先日のコメントで「ひと言だって触れたくもないCCA(機動戦士ガンダム 逆襲のシャア)」と書いてしまったが、ひとつ見方を変えればそれなりに面白いことを思い出した。

シャア総帥=富野監督だと捉えてみるのだ。

俺は神輿と担がれてるが、担いでいる奴らは本心から俺に敬服してるわけじゃない。
あの若手演出家(=ギュネイ)は実力も無いくせに俺の地位を狙ってる、若手同士で俺の陰口を叩いてる。舐めやがって。ガキども(=ハサウェイ)もピーチクパーチクうるさいだけで何の役にも立ちゃしねえ。お前らがどんだけ『ガンダム』(=クェス)好き好きといったって、『ガンダム』は俺のもんなんだよ。そうさ、生かすも殺すも俺次第さ。
スポンサー(=連邦政府)とか古参のファン(=アムロ)も勝手なことをいいやがる。『ガンダム』を好きにしていいのは俺だけなんだよ。見ろ、新しい『ガンダム』(=νガンダム)を作れるのは俺だけだ。
でも俺はもう『ガンダム』(=地球)なんてうんざりだ。隕石でも落としてぶっ壊してやるぜ。みんな、付いてこい! え、何? お前らは俺の言うことより『ガンダム』が大事なの? あー、今すぐ愚民どもすべてに叡智を授けてみせてぇ。
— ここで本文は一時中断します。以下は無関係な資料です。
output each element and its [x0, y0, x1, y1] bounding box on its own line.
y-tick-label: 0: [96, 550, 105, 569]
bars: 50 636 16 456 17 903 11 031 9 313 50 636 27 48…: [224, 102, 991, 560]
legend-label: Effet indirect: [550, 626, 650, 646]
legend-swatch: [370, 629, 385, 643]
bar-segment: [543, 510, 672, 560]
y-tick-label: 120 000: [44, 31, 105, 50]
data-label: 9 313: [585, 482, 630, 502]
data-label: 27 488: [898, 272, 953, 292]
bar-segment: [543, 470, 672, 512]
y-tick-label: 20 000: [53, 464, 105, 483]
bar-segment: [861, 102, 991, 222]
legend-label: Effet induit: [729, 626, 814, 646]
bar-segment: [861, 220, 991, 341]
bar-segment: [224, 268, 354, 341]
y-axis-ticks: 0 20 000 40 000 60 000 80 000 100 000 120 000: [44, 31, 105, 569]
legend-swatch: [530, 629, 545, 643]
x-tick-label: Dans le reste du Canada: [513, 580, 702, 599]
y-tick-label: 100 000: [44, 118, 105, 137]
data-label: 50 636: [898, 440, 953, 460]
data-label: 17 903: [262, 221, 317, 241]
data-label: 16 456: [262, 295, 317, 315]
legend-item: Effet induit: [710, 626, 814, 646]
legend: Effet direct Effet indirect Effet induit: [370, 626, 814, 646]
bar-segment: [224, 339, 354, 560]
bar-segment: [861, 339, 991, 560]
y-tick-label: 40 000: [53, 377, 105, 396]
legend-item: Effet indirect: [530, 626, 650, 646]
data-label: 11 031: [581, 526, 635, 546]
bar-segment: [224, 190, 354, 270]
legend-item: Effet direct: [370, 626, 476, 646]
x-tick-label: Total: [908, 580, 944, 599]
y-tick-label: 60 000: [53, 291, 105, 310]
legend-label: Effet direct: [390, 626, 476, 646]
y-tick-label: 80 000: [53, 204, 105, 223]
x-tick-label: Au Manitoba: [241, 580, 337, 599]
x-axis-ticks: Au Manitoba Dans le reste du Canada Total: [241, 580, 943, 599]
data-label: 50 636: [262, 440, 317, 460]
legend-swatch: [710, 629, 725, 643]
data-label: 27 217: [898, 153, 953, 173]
「シャア総帥=富野監督」という解釈はベタでありふれたものではある。
しかし上記のように、この解釈によって「CCA」の山ほどある難点に別の意味が見えてくるのである。

下士官パイロットに過ぎないのに誇大妄想に等しい大口を叩いて、しかも何の見せ場もないまま退場するギュネイ
・乱心して味方殺しまでやってのけるが、それは本筋とは全く無関係な出来事として扱われるハサウェイ
・「それはエゴだよ」くらいしか気の利いた切り返しのできないアムロ
・総帥という立場にありながら、敵にサイコフレームの設計を送るという利敵行為を働くシャア
・直前まで「隕石落とし」のために死力を尽くしていたネオジオン兵が突如心変わりを起こして隕石を支えるという気持ち悪いクライマックス(ネオジオン兵の立場に立てば、隕石落としの成就を見届けて感慨深く「男たちの魂の輝きだ…」というのが真情。「0083」はつまりそういう作品)

エトセトラ、エトセトラ。これらは一本の映画のプロットとして、戦争ものの設定として、戦時下の軍人の心情描写としてみれば、まともに評価できたものではない。しかしその評価をいったん棚上げし、シャア総帥=富野監督の映画として見ることで、あれやこれやがすんなりと理解できるのである。